Gum and The Mother of Modern Censorship
THE STORIES: Gum. In this violent fairy tale, two cloistered sisters discover new appetites. GUM takes place in a fictional fundamentalist country, inspired by a true scandal in which young Egyptian women were rumored to have had sex with boys in cars. The explanation? Tainted gum, part of a foreign plot to undermine the virtue of traditional girls. Too outrageous to be real, too terrifying to be anything else, GUM depicts the glee and the horror of sexual awakening in a fiercely restrictive culture. Explicit sexual content. (2 men, 3 women.)
The Mother of Modern Censorship. An office comedy behind veils, THE MOTHER OF MODERN CENSORSHIP tells the story of a power grab in a world where purity is the ticket to success. The setting is the Music Censorship Headquarters of a fictional fundamentalist country. In the face of ever-shifting rules and restrictions, the chief music censor and her loyal assistant must prove they are worthy to screen out the smut. (1 man, 3 women.)
“Karen Hartman’s duo of plays about women in restrictive Islamic societies provides an intriguing exploration into a milieu rarely seen on American stages. The first, THE MOTHER OF MODERN CENSORSHIP is a small, clever political comedy in the vein of Vaclav Havel’s earlier plays. The second, longer and richer GUM, is a tragedy with sexual politics and poetry in equal measure. These are intelligent, sophisticated works, and they clearly establish Hartman as a playwright to watch.” —Variety.
“Karen Hartman’s play GUM is both hilarious and disturbing. It, and its companion, THE MOTHER OF MODERN CENSORSHIP, are superb satires and also compassionate dramatic visions.
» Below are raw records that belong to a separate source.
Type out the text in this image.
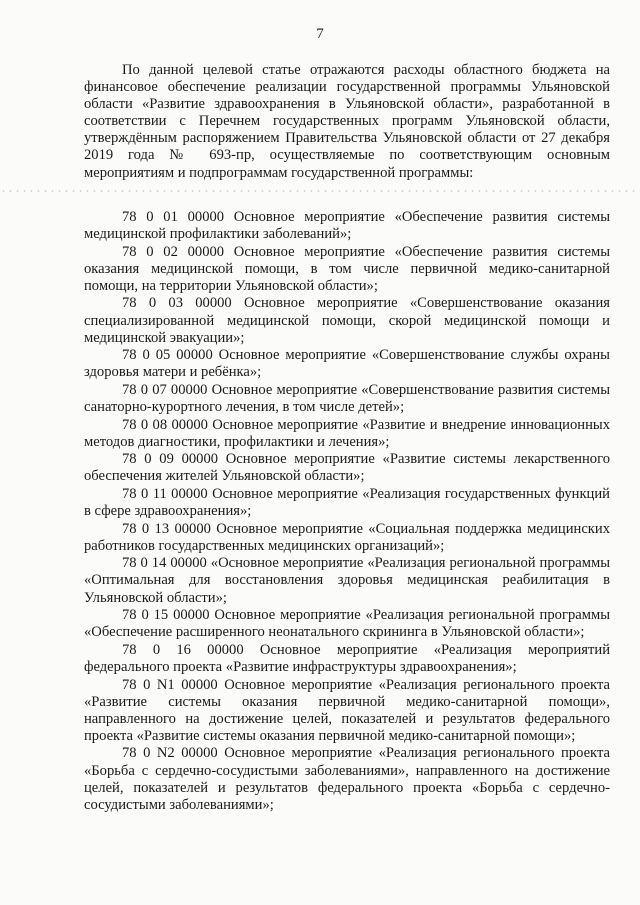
7

По данной целевой статье отражаются расходы областного бюджета на финансовое обеспечение реализации государственной программы Ульяновской области «Развитие здравоохранения в Ульяновской области», разработанной в соответствии с Перечнем государственных программ Ульяновской области, утверждённым распоряжением Правительства Ульяновской области от 27 декабря 2019 года № 693-пр, осуществляемые по соответствующим основным мероприятиям и подпрограммам государственной программы:

78 0 01 00000 Основное мероприятие «Обеспечение развития системы медицинской профилактики заболеваний»;

78 0 02 00000 Основное мероприятие «Обеспечение развития системы оказания медицинской помощи, в том числе первичной медико-санитарной помощи, на территории Ульяновской области»;

78 0 03 00000 Основное мероприятие «Совершенствование оказания специализированной медицинской помощи, скорой медицинской помощи и медицинской эвакуации»;

78 0 05 00000 Основное мероприятие «Совершенствование службы охраны здоровья матери и ребёнка»;

78 0 07 00000 Основное мероприятие «Совершенствование развития системы санаторно-курортного лечения, в том числе детей»;

78 0 08 00000 Основное мероприятие «Развитие и внедрение инновационных методов диагностики, профилактики и лечения»;

78 0 09 00000 Основное мероприятие «Развитие системы лекарственного обеспечения жителей Ульяновской области»;

78 0 11 00000 Основное мероприятие «Реализация государственных функций в сфере здравоохранения»;

78 0 13 00000 Основное мероприятие «Социальная поддержка медицинских работников государственных медицинских организаций»;

78 0 14 00000 «Основное мероприятие «Реализация региональной программы «Оптимальная для восстановления здоровья медицинская реабилитация в Ульяновской области»;

78 0 15 00000 Основное мероприятие «Реализация региональной программы «Обеспечение расширенного неонатального скрининга в Ульяновской области»;

78 0 16 00000 Основное мероприятие «Реализация мероприятий федерального проекта «Развитие инфраструктуры здравоохранения»;

78 0 N1 00000 Основное мероприятие «Реализация регионального проекта «Развитие системы оказания первичной медико-санитарной помощи», направленного на достижение целей, показателей и результатов федерального проекта «Развитие системы оказания первичной медико-санитарной помощи»;

78 0 N2 00000 Основное мероприятие «Реализация регионального проекта «Борьба с сердечно-сосудистыми заболеваниями», направленного на достижение целей, показателей и результатов федерального проекта «Борьба с сердечно-сосудистыми заболеваниями»;
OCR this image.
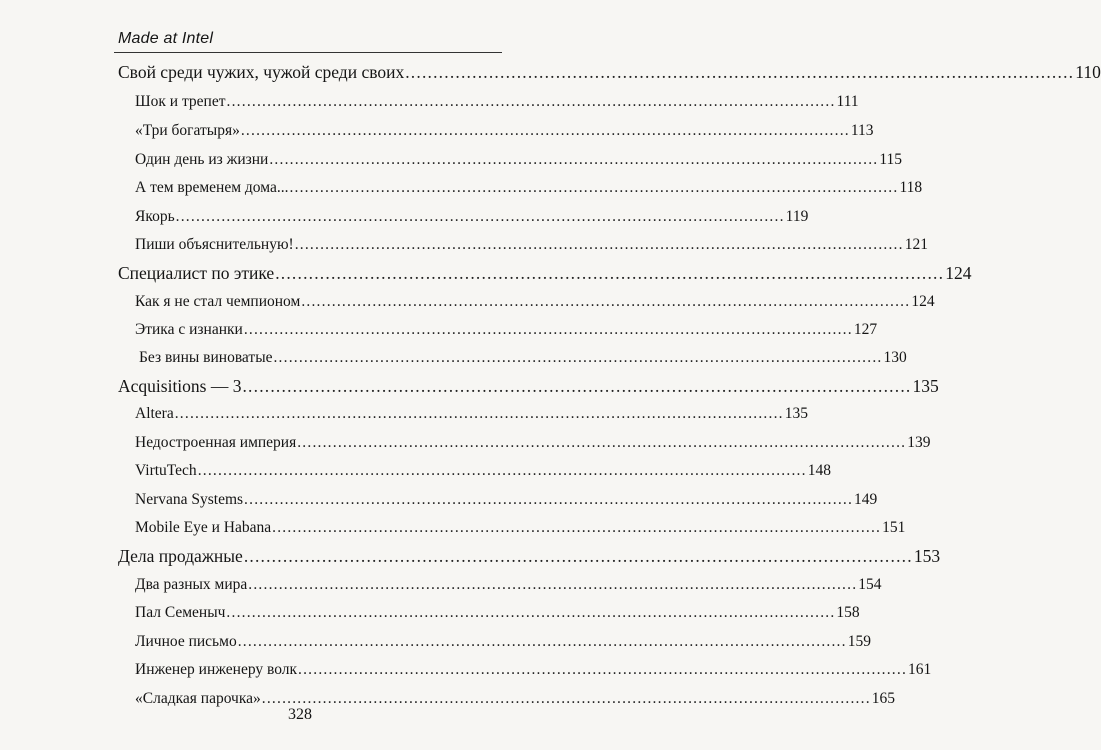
Made at Intel
Свой среди чужих, чужой среди своих ........................................................................................................................ 110
Шок и трепет ........................................................................................................................ 111
«Три богатыря» ........................................................................................................................ 113
Один день из жизни ........................................................................................................................ 115
А тем временем дома... ........................................................................................................................ 118
Якорь ........................................................................................................................ 119
Пиши объяснительную! ........................................................................................................................ 121
Специалист по этике ........................................................................................................................ 124
Как я не стал чемпионом ........................................................................................................................ 124
Этика с изнанки ........................................................................................................................ 127
Без вины виноватые ........................................................................................................................ 130
Acquisitions — 3 ........................................................................................................................ 135
Altera ........................................................................................................................ 135
Недостроенная империя ........................................................................................................................ 139
VirtuTech ........................................................................................................................ 148
Nervana Systems ........................................................................................................................ 149
Mobile Eye и Habana ........................................................................................................................ 151
Дела продажные ........................................................................................................................ 153
Два разных мира ........................................................................................................................ 154
Пал Семеныч ........................................................................................................................ 158
Личное письмо ........................................................................................................................ 159
Инженер инженеру волк ........................................................................................................................ 161
«Сладкая парочка» ........................................................................................................................ 165
328
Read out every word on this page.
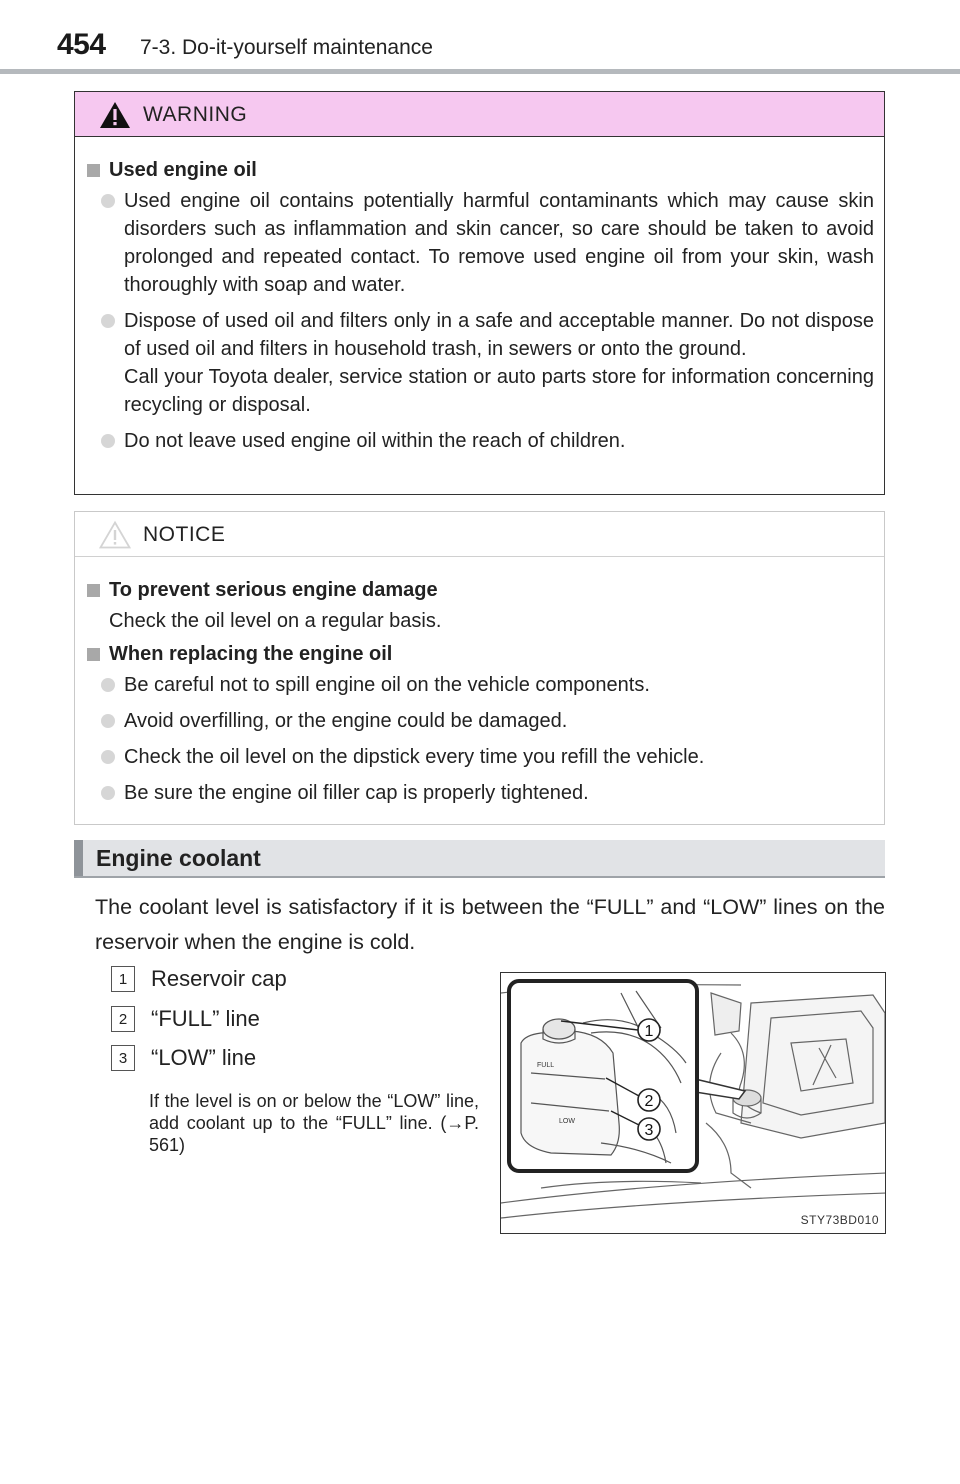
454 7-3. Do-it-yourself maintenance
WARNING
Used engine oil
Used engine oil contains potentially harmful contaminants which may cause skin disorders such as inflammation and skin cancer, so care should be taken to avoid prolonged and repeated contact. To remove used engine oil from your skin, wash thoroughly with soap and water.
Dispose of used oil and filters only in a safe and acceptable manner. Do not dispose of used oil and filters in household trash, in sewers or onto the ground.
Call your Toyota dealer, service station or auto parts store for information concerning recycling or disposal.
Do not leave used engine oil within the reach of children.
NOTICE
To prevent serious engine damage
Check the oil level on a regular basis.
When replacing the engine oil
Be careful not to spill engine oil on the vehicle components.
Avoid overfilling, or the engine could be damaged.
Check the oil level on the dipstick every time you refill the vehicle.
Be sure the engine oil filler cap is properly tightened.
Engine coolant
The coolant level is satisfactory if it is between the “FULL” and “LOW” lines on the reservoir when the engine is cold.
1	Reservoir cap
2	“FULL” line
3	“LOW” line
If the level is on or below the “LOW” line, add coolant up to the “FULL” line. (→P. 561)
FULL
LOW
1
2
3
STY73BD010
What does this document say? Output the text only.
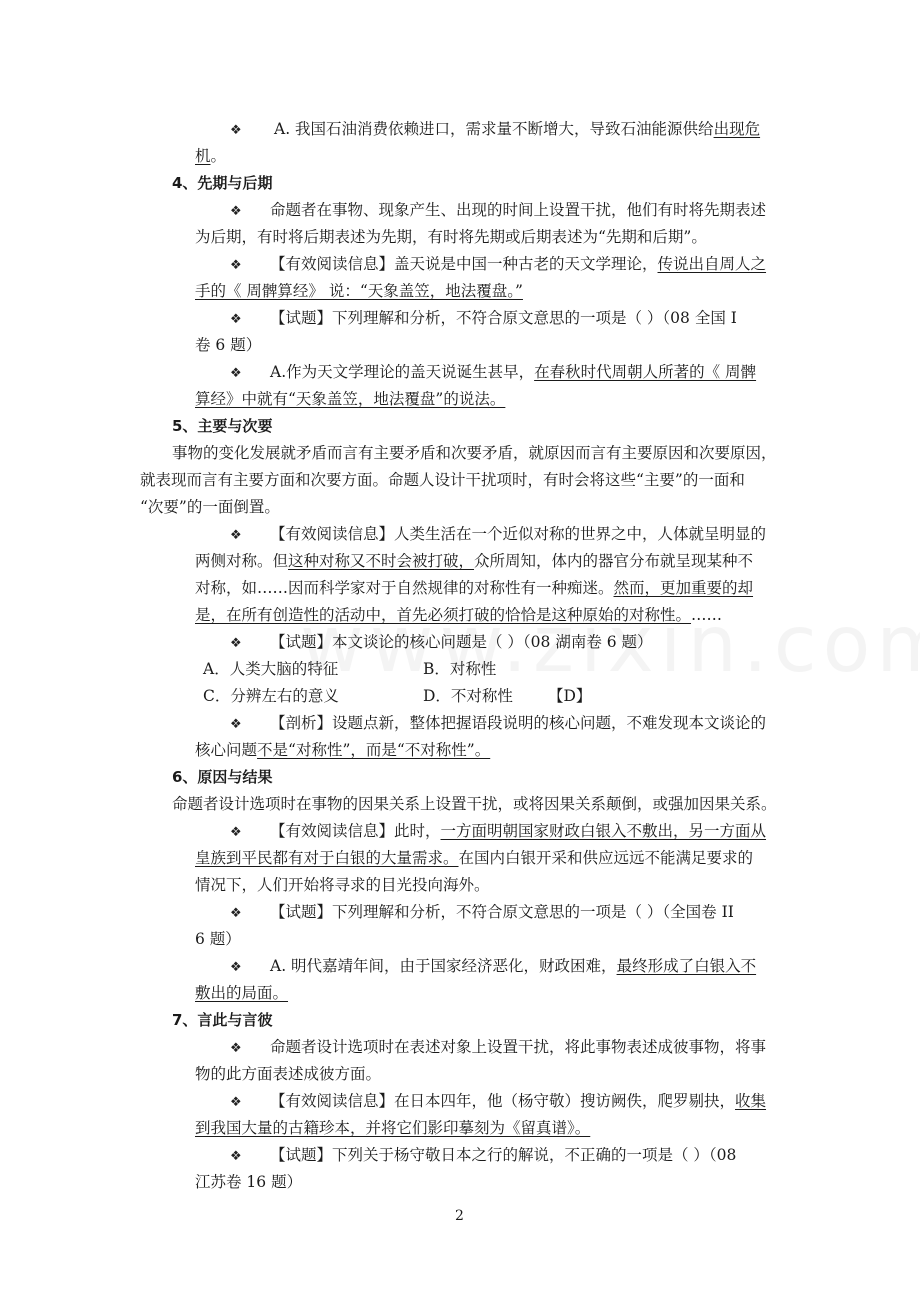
❖ A. 我国石油消费依赖进口，需求量不断增大，导致石油能源供给出现危
机。
4、先期与后期
❖ 命题者在事物、现象产生、出现的时间上设置干扰，他们有时将先期表述
为后期，有时将后期表述为先期，有时将先期或后期表述为“先期和后期”。
❖ 【有效阅读信息】盖天说是中国一种古老的天文学理论，传说出自周人之
手的《 周髀算经》 说：“天象盖笠，地法覆盘。”
❖ 【试题】下列理解和分析，不符合原文意思的一项是（ ）（08 全国 I
卷 6 题）
❖ A.作为天文学理论的盖天说诞生甚早，在春秋时代周朝人所著的《 周髀
算经》中就有“天象盖笠，地法覆盘”的说法。
5、主要与次要
事物的变化发展就矛盾而言有主要矛盾和次要矛盾，就原因而言有主要原因和次要原因，
就表现而言有主要方面和次要方面。命题人设计干扰项时，有时会将这些“主要”的一面和
“次要”的一面倒置。
❖ 【有效阅读信息】人类生活在一个近似对称的世界之中，人体就呈明显的
两侧对称。但这种对称又不时会被打破，众所周知，体内的器官分布就呈现某种不
对称，如……因而科学家对于自然规律的对称性有一种痴迷。然而，更加重要的却
是，在所有创造性的活动中，首先必须打破的恰恰是这种原始的对称性。……
❖ 【试题】本文谈论的核心问题是（ ）（08 湖南卷 6 题）
A．人类大脑的特征	B．对称性
C．分辨左右的意义	D．不对称性 【D】
❖ 【剖析】设题点新，整体把握语段说明的核心问题，不难发现本文谈论的
核心问题不是“对称性”，而是“不对称性”。
6、原因与结果
命题者设计选项时在事物的因果关系上设置干扰，或将因果关系颠倒，或强加因果关系。
❖ 【有效阅读信息】此时，一方面明朝国家财政白银入不敷出，另一方面从
皇族到平民都有对于白银的大量需求。在国内白银开采和供应远远不能满足要求的
情况下，人们开始将寻求的目光投向海外。
❖ 【试题】下列理解和分析，不符合原文意思的一项是（ ）（全国卷 II
6 题）
❖ A. 明代嘉靖年间，由于国家经济恶化，财政困难，最终形成了白银入不
敷出的局面。
7、言此与言彼
❖ 命题者设计选项时在表述对象上设置干扰，将此事物表述成彼事物，将事
物的此方面表述成彼方面。
❖ 【有效阅读信息】在日本四年，他（杨守敬）搜访阙佚，爬罗剔抉，收集
到我国大量的古籍珍本，并将它们影印摹刻为《留真谱》。
❖ 【试题】下列关于杨守敬日本之行的解说，不正确的一项是（ ）（08
江苏卷 16 题）
2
Karen Hartman is fulfilling her extraordinary early promise.” —Harold Bloom.
“A beguiling, sensual, witty, impassioned, deeply moving and brightly burnished gem.” —San Francisco Examiner.
“A sexy, sharp one-act…laced with a lightness that pokes as much fun at Western commercialization as it does at Middle Eastern orthodoxy.” —The New Yorker.
“Transcends its political agenda to create a lyrical fable about sex, love, danger and virtue.” —Newsday (NY).